Gradient Descent for Optimization Problems With Sparse Solutions

Abstract

Sparse modeling is central to many machine learning and signal processing algorithms, because finding a parsimonious model often implicitly removes noise and reveals structure in data. They appear in applications such as feature selection, feature extraction, sparse support vector machines, sparse logistic regression, denoising, and compressive sensing. This raises a great interest in solving optimization problems with sparse solutions.

There has been substantial interest in sparse optimization in the last two decades. Out of the various approaches, the gradient descent methods and the path following methods have been most successful. Existing path following methods are mostly designed for specific problems. Gradient descent methods are more general, but they do not explicitly leverage the fact that the solution is sparse.

This thesis develops the auxiliary sparse homotopy (ASH) method for gradient de- scent, which is designed to converge quickly to answers with few non-zero components by maintaining sparse interim state while making sufficient descent. ASH modifies gradient methods by applying an auxiliary sparsity constraint that relaxes dynamically overtime. This principle is applicable to general gradient descent methods, including accelerated proximal gradient descent, coordinate descent, and stochastic gradient descent.

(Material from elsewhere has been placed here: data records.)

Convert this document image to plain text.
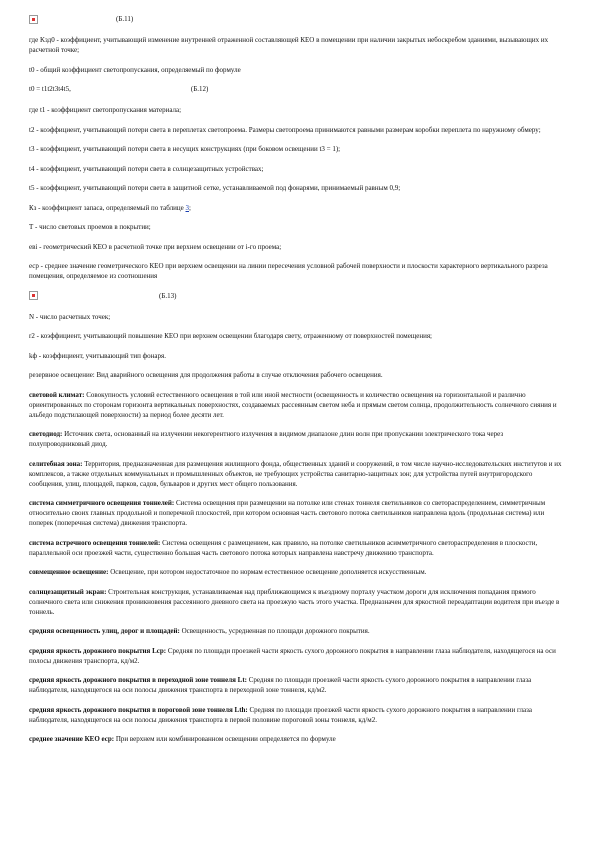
(Б.11)

где Kзд0 - коэффициент, учитывающий изменение внутренней отраженной составляющей КЕО в помещении при наличии закрытых небоскребом зданиями, вызывающих их расчетной точке;

t0 - общий коэффициент светопропускания, определяемый по формуле

t0 = t1t2t3t4t5,	(Б.12)

где t1 - коэффициент светопропускания материала;

t2 - коэффициент, учитывающий потери света в переплетах светопроема. Размеры светопроема принимаются равными размерам коробки переплета по наружному обмеру;

t3 - коэффициент, учитывающий потери света в несущих конструкциях (при боковом освещении t3 = 1);

t4 - коэффициент, учитывающий потери света в солнцезащитных устройствах;

t5 - коэффициент, учитывающий потери света в защитной сетке, устанавливаемой под фонарями, принимаемый равным 0,9;

Кз - коэффициент запаса, определяемый по таблице 3;

Т - число световых проемов в покрытии;

еві - геометрический КЕО в расчетной точке при верхнем освещении от i-го проема;

еср - среднее значение геометрического КЕО при верхнем освещении на линии пересечения условной рабочей поверхности и плоскости характерного вертикального разреза помещения, определяемое из соотношения

(Б.13)

N - число расчетных точек;

r2 - коэффициент, учитывающий повышение КЕО при верхнем освещении благодаря свету, отраженному от поверхностей помещения;

kф - коэффициент, учитывающий тип фонаря.

резервное освещение: Вид аварийного освещения для продолжения работы в случае отключения рабочего освещения.

световой климат: Совокупность условий естественного освещения в той или иной местности (освещенность и количество освещения на горизонтальной и различно ориентированных по сторонам горизонта вертикальных поверхностях, создаваемых рассеянным светом неба и прямым светом солнца, продолжительность солнечного сияния и альбедо подстилающей поверхности) за период более десяти лет.

светодиод: Источник света, основанный на излучении некогерентного излучения в видимом диапазоне длин волн при пропускании электрического тока через полупроводниковый диод.

селитебная зона: Территория, предназначенная для размещения жилищного фонда, общественных зданий и сооружений, в том числе научно-исследовательских институтов и их комплексов, а также отдельных коммунальных и промышленных объектов, не требующих устройства санитарно-защитных зон; для устройства путей внутригородского сообщения, улиц, площадей, парков, садов, бульваров и других мест общего пользования.

система симметричного освещения тоннелей: Система освещения при размещении на потолке или стенах тоннеля светильников со светораспределением, симметричным относительно своих главных продольной и поперечной плоскостей, при котором основная часть светового потока светильников направлена вдоль (продольная система) или поперек (поперечная система) движения транспорта.

система встречного освещения тоннелей: Система освещения с размещением, как правило, на потолке светильников асимметричного светораспределения в плоскости, параллельной оси проезжей части, существенно большая часть светового потока которых направлена навстречу движению транспорта.

совмещенное освещение: Освещение, при котором недостаточное по нормам естественное освещение дополняется искусственным.

солнцезащитный экран: Строительная конструкция, устанавливаемая над приближающимся к въездному порталу участком дороги для исключения попадания прямого солнечного света или снижения проникновения рассеянного дневного света на проезжую часть этого участка. Предназначен для яркостной переадаптации водителя при въезде в тоннель.

средняя освещенность улиц, дорог и площадей: Освещенность, усредненная по площади дорожного покрытия.

средняя яркость дорожного покрытия Lcp: Средняя по площади проезжей части яркость сухого дорожного покрытия в направлении глаза наблюдателя, находящегося на оси полосы движения транспорта, кд/м2.

средняя яркость дорожного покрытия в переходной зоне тоннеля Lt: Средняя по площади проезжей части яркость сухого дорожного покрытия в направлении глаза наблюдателя, находящегося на оси полосы движения транспорта в переходной зоне тоннеля, кд/м2.

средняя яркость дорожного покрытия в пороговой зоне тоннеля Lth: Средняя по площади проезжей части яркость сухого дорожного покрытия в направлении глаза наблюдателя, находящегося на оси полосы движения транспорта в первой половине пороговой зоны тоннеля, кд/м2.

среднее значение КЕО еср: При верхнем или комбинированном освещении определяется по формуле
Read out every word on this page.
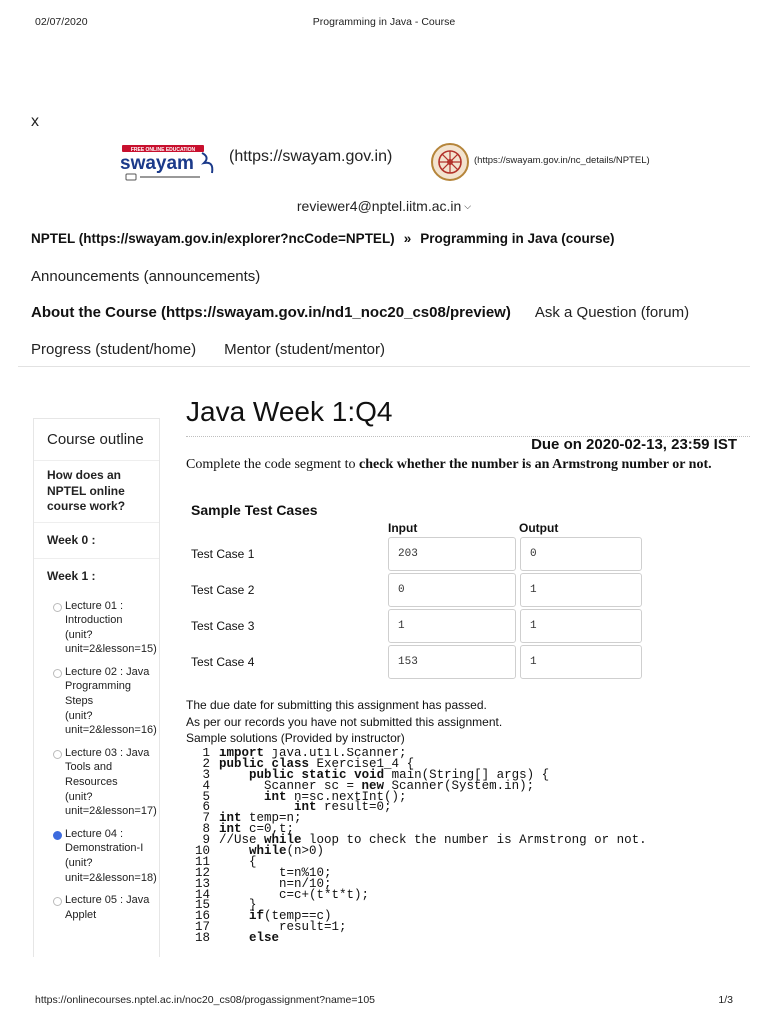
Programming in Java - Course
02/07/2020
x
FREE ONLINE EDUCATION
swayam (https://swayam.gov.in)	(https://swayam.gov.in/nc_details/NPTEL)
reviewer4@nptel.iitm.ac.in ⌵
NPTEL (https://swayam.gov.in/explorer?ncCode=NPTEL) » Programming in Java (course)
Announcements (announcements)
About the Course (https://swayam.gov.in/nd1_noc20_cs08/preview) Ask a Question (forum)
Progress (student/home) Mentor (student/mentor)
Course outline
How does an NPTEL online course work?
Week 0 :
Week 1 :
Lecture 01 : Introduction
(unit? unit=2&lesson=15)
Lecture 02 : Java Programming Steps
(unit? unit=2&lesson=16)
Lecture 03 : Java Tools and Resources
(unit? unit=2&lesson=17)
Lecture 04 : Demonstration-I
(unit? unit=2&lesson=18)
Lecture 05 : Java Applet
Java Week 1:Q4
Due on 2020-02-13, 23:59 IST
Complete the code segment to check whether the number is an Armstrong number or not.
Sample Test Cases
Input	Output
Test Case 1	203	0
Test Case 2	0	1
Test Case 3	1	1
Test Case 4	153	1
The due date for submitting this assignment has passed.
As per our records you have not submitted this assignment.
Sample solutions (Provided by instructor)
1 import java.util.Scanner;
2 public class Exercise1_4 {
3	public static void main(String[] args) {
4      Scanner sc = new Scanner(System.in);
5	int n=sc.nextInt();
6	int result=0;
7 int temp=n;
8 int c=0,t;
9 //Use while loop to check the number is Armstrong or not.
10	while(n>0)
11    {
12        t=n%10;
13        n=n/10;
14        c=c+(t*t*t);
15    }
16	if(temp==c)
17        result=1;
18	else
https://onlinecourses.nptel.ac.in/noc20_cs08/progassignment?name=105	1/3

For sparse optimization problems, ASH modified algorithms converge faster than the unmodified counterparts, while inheriting their convergence guarantees and flexibility in handling various regularization functions. We demonstrate the advantages of ASH in several applications. Even though some of these problems (notably LASSO) have attracted many dedicated solvers over the years, we find that ASH is very competitive against the state-of-the-art for all these applications in terms of convergence speed and cost per-iteration.